To pass the time, my daughter downloaded hours of audiobooks for me to listen to. And that’s when I discovered the wonderful Keyes. I stopped worrying about my eye as I worked my way through all the books she’d written.

Keyes is an author who puts a smile on your face and makes you think. Her books – my favourites are Last Chance Saloon and The Other Side of the Story – are warm, witty and wise and even when she’s writing about hard-hitting subjects like divorce, depression or alcoholism, she’s never preachy or pious. Her dialogue is true to life and her characters utterly believable.

The Brightest Star in the Sky, her tenth book, is out in paperback this month and like its predecessors blends comedy, high drama and emotional depth.

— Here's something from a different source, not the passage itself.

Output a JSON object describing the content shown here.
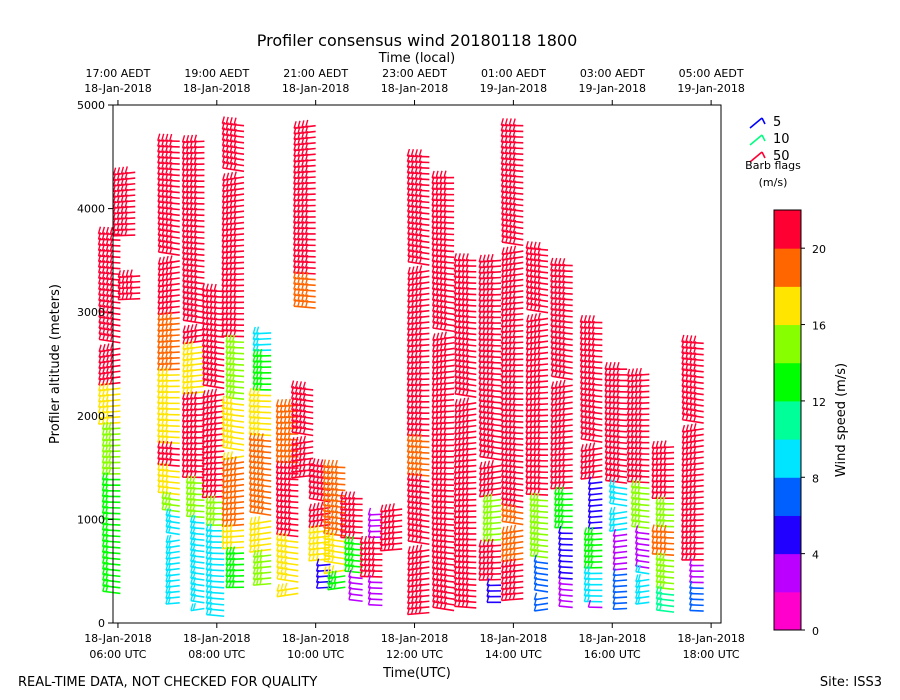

It’s the story of the eight inhabitants of 66 Star Street, a rambling Dublin townhouse. The top flat is owned by Katie, a music PR who worries about the size of her thighs and whether her hot-shot workaholic boyfriend will ever commit. Below her, two hardworking Poles share a flat with streetwise cabbie Lydia. A sharp-tongued character with endless lists of pet-hates and witty put-downs to passengers who dare to try it on, Lydia deserves a novel all to herself. Some of Keyes’s previous characters have turned up in subsequent books, so I live in hope.

On the first floor there’s Jessica, an octogenarian who lives with her malevolent dog and foster son and gives psychic readings on the phone. Meanwhile the ground floor is occupied by newlyweds Maeve and Matt. On the surface they have everything going for them, so what makes them do random “acts of kindness” to stave off their unhappiness?

The novel also features a mysterious visitor who keeps watch over the inhabitants, emerging every so often to “rattle around” their secrets. In less skilled hands, introducing a magic Puck-like creature to the proceedings could have proved disastrous, but Keyes makes it work. And how can you not love a writer who comes up with one-liners like “never trust a man with two mobile phones” and “there’s not much in life that can’t be fixed by cake?”

The Brightest Star in the Sky by Marian Keyes is published by Penguin at £7.99.